Would it be anything else that you have in mind J?
Another aspect regarding treatments, that I did not realized so far is related to the macrophages who seem to also represent a barrier against some treatments specifically against those containing nano size particles.
"Many cancer patients do not respond to chemotherapies because the drugs never reach the cancer cells. Even in nanomedicine, which is one of the best new methods for delivering drugs to a tumor, only about one percent of a dose of nanoparticles will successfully arrive at the intended tumor site, while the rest are filtered out by the immune cells of the liver and spleen." https://www.sciencedaily.com/releases/2017/11/171106132028.htm
They used Chloroquine prior to decreased the macrophages' ability to clean up the nanoparticles. 🙂
This is very interesting.
D, the metabolic combos are so endless that it is nearly impossible to boil it down to a single protocol. This seems to have been the big contribution made by Chemothermia.

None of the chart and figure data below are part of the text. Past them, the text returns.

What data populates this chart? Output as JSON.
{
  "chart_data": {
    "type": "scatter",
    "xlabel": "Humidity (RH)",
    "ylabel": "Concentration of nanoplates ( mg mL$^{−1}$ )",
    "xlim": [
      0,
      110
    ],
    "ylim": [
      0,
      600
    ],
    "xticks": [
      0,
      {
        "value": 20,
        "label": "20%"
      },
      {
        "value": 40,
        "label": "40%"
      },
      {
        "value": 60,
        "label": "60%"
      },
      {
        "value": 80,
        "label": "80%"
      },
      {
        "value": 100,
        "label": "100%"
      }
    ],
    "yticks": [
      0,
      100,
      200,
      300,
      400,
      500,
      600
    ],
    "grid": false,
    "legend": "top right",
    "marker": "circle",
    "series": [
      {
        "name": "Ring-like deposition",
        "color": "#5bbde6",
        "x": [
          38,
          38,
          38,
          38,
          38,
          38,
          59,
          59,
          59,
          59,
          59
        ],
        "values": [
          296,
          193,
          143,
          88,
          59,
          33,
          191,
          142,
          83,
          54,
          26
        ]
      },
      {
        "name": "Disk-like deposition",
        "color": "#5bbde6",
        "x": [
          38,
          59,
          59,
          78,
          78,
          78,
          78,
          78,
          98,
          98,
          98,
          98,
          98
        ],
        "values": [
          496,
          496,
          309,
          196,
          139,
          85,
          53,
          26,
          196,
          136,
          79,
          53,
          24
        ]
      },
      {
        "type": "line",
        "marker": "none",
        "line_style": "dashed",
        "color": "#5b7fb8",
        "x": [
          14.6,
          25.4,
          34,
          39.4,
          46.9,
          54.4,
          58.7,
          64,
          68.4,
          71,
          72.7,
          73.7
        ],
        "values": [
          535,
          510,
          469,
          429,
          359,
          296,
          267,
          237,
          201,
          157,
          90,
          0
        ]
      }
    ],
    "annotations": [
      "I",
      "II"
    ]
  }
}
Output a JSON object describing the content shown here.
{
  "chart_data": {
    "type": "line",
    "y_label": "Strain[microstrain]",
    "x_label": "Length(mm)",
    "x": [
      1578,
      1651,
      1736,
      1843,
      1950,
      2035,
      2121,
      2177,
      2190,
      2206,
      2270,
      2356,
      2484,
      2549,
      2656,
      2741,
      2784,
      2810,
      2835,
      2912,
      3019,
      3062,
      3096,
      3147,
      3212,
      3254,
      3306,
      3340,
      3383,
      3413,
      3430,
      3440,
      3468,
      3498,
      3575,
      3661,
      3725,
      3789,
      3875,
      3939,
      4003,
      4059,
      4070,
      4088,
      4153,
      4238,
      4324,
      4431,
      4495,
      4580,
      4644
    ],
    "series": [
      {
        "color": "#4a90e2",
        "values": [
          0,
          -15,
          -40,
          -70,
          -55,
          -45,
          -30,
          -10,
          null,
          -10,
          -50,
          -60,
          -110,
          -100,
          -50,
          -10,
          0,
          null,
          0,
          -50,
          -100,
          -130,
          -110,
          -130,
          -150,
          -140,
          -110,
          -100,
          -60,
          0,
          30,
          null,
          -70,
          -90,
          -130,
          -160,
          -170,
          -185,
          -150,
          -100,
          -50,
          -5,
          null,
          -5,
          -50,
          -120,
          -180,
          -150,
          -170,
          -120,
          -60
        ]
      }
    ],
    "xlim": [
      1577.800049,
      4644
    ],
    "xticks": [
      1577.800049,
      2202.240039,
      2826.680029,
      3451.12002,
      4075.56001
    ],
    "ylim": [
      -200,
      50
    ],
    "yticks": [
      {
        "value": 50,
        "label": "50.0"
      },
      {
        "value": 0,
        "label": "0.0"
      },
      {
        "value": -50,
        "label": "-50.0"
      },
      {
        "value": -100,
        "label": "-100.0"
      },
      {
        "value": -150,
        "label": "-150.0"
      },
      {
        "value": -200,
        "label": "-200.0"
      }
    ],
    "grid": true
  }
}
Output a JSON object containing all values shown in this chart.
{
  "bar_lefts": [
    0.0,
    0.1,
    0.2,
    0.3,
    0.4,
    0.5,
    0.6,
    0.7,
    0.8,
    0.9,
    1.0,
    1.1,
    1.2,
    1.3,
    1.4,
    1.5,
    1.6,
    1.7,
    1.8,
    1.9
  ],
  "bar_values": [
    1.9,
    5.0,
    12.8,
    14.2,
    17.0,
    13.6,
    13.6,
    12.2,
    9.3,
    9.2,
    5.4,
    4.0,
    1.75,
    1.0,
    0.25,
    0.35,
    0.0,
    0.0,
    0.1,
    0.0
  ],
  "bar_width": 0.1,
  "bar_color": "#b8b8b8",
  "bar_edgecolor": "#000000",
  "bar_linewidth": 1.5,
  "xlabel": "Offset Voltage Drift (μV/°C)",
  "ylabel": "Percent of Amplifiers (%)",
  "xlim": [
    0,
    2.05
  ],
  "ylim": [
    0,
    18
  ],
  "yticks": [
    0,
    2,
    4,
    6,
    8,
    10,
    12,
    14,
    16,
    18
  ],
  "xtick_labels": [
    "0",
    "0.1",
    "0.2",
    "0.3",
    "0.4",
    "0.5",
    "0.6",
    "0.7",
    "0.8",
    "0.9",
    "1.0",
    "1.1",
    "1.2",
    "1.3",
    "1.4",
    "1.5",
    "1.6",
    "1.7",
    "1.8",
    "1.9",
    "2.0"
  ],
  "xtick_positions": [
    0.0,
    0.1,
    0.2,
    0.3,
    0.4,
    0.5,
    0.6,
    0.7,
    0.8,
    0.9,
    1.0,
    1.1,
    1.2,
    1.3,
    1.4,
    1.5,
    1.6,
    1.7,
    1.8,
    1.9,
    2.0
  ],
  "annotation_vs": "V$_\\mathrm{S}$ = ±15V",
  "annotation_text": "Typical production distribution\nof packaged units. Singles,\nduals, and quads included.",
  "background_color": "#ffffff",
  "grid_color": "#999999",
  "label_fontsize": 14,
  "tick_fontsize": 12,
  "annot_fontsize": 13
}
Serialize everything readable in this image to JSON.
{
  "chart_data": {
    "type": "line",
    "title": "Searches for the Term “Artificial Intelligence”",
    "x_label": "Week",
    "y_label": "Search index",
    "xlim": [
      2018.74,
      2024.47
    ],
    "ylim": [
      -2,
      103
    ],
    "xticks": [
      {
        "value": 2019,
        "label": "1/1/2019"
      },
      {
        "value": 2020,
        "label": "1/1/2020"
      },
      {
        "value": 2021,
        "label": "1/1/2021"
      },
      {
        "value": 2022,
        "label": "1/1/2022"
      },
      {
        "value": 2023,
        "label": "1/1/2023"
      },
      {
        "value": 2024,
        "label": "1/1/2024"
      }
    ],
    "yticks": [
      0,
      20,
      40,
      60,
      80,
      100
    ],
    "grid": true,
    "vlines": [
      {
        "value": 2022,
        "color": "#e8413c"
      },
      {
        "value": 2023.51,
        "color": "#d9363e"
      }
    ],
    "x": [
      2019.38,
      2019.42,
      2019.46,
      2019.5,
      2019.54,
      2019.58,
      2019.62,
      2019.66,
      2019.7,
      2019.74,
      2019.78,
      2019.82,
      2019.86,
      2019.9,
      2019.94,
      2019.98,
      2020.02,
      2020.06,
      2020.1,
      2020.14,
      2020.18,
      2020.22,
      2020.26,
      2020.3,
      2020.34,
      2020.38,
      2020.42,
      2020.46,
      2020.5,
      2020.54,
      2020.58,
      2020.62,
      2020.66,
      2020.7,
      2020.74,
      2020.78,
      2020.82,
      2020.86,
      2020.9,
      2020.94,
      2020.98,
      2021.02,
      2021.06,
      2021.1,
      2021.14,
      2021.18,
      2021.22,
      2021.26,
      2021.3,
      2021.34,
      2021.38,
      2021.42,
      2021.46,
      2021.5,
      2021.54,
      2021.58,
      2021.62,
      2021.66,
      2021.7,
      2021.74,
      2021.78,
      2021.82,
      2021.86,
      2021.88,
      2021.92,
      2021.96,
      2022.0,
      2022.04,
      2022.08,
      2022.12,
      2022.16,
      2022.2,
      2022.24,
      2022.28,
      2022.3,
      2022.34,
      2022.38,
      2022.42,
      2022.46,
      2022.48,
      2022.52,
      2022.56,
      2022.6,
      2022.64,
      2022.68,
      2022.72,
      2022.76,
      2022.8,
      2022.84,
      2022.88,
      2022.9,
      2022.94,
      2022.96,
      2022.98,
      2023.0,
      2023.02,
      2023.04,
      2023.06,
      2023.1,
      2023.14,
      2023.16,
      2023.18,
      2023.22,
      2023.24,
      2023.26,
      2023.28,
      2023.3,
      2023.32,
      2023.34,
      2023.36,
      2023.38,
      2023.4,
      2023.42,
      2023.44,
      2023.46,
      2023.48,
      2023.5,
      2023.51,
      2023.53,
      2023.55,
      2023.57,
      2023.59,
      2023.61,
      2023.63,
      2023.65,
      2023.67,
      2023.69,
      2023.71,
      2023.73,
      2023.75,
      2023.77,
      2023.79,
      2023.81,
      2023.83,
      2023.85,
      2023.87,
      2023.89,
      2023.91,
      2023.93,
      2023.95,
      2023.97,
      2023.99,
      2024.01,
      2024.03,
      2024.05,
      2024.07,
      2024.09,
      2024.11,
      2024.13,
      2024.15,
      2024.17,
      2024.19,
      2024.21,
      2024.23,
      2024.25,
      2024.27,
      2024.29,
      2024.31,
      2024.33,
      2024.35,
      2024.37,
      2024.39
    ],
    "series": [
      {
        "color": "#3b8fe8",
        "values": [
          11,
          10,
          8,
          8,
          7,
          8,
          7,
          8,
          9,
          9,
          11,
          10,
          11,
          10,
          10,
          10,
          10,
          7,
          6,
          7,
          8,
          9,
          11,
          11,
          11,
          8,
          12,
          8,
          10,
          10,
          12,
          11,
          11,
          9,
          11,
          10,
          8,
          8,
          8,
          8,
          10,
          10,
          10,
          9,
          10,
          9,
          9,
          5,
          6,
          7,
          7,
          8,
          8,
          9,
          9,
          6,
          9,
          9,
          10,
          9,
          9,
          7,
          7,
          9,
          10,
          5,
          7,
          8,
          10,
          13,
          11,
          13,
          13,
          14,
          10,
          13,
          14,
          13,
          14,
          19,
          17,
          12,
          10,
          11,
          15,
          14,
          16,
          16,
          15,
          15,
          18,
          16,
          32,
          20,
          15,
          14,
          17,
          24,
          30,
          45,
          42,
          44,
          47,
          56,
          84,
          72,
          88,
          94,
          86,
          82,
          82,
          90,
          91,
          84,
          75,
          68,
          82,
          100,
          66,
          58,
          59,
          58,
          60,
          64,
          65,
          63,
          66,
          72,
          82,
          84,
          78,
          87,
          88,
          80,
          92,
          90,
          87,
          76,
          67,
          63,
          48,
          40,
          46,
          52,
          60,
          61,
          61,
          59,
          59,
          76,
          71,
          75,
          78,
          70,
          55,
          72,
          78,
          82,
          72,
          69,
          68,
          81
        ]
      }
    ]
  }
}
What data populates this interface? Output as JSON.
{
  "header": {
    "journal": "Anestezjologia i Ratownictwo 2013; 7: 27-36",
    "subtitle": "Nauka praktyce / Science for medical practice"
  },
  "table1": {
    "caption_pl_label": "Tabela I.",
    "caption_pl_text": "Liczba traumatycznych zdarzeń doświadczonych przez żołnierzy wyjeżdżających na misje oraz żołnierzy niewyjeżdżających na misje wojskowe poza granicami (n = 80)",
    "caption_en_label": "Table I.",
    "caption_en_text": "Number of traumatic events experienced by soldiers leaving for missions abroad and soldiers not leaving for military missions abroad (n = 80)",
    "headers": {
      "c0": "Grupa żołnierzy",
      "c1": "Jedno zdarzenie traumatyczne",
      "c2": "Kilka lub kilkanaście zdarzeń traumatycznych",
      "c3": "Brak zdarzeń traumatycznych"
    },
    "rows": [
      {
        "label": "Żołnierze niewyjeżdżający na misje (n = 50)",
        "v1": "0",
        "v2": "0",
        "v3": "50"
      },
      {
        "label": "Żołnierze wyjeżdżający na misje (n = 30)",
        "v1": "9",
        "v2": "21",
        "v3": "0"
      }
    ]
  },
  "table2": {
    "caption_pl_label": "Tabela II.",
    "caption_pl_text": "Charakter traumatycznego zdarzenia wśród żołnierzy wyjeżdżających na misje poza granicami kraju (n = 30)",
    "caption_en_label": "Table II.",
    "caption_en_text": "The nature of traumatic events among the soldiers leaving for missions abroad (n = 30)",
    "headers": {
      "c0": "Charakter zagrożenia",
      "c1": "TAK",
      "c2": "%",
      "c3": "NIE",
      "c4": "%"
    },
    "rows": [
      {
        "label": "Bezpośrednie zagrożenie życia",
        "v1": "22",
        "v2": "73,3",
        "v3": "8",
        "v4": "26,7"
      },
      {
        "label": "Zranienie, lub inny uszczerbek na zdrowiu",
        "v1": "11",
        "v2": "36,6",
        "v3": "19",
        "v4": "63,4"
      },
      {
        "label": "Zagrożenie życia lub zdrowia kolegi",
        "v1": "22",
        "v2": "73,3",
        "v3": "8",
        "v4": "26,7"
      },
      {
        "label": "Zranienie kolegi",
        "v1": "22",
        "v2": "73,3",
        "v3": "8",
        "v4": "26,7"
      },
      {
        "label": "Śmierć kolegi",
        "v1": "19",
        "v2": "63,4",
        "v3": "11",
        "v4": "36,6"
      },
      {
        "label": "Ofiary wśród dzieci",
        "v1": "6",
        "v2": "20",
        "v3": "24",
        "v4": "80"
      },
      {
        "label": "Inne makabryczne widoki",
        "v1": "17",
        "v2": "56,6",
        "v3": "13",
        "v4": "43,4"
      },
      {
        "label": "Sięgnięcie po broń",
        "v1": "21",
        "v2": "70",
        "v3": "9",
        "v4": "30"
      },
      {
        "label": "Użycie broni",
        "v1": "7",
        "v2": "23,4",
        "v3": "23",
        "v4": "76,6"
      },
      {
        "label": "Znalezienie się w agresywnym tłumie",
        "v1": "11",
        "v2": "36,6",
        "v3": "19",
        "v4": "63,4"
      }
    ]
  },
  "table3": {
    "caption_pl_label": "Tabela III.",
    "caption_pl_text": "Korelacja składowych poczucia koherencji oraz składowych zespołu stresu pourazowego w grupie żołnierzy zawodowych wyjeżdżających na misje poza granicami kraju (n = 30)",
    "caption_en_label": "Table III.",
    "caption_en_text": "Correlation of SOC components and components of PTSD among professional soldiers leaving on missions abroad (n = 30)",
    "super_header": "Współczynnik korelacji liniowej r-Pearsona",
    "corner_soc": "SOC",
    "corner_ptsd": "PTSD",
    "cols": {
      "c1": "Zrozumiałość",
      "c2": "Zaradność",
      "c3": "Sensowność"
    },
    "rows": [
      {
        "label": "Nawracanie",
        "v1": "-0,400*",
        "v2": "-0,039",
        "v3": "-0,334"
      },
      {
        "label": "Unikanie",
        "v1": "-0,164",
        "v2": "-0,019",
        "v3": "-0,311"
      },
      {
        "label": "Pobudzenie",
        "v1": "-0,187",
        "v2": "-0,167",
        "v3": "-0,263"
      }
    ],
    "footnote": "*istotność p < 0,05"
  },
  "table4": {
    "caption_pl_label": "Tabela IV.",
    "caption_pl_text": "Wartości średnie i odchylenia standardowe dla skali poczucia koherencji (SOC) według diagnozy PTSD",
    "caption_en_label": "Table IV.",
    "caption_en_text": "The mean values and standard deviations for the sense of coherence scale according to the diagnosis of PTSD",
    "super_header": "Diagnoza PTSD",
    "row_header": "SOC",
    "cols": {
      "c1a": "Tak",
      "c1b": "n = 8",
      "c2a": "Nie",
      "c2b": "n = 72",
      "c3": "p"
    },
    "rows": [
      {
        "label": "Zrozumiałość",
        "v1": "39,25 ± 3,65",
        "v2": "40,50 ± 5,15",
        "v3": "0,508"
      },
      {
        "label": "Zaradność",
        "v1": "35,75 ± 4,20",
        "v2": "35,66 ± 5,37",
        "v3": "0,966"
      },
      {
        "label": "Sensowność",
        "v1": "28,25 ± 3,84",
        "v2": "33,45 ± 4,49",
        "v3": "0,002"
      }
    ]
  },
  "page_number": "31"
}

They have a base protocol that has accumulated good responses that we can work from. Looks like the metabolic thought leaders have tuned into what is happening there.
Here is another one that I came across. I wondered about the logic of IPT and vitamin C. If IPT opens up glucose transport, then it should open up entry for vitamin C to cancer cells. Would like to know how successful this approach is.
D, I am really liking this one. I have been aware of it for the last year or two and it could have great promise. Ketoadapt for 2 weeks and then move down glucose with gluconeogenesis drug. (One of the ones that is mentioned has now went through numerous phase 1 and phase 2s). Article notes that when starving obese people for 2 months and then injecting insulin glucose got down to a low of 9 in one of the patients! It is simple, though could be effective. Also thought it might alternate with your phlorzin.
There would need to be no complex treatment, it could be added into the protocol. Would not even need to use IPT if glucose had been greatly lowered. Probably would be best not to go down to the extreme suggested of catheterizing the brain, though even a more moderate approach would place a large amount of stress on the cancer. Two big concerns would be glucose going so low that coma might occur and very large cancer reduction leading to TLS. Both are manageable.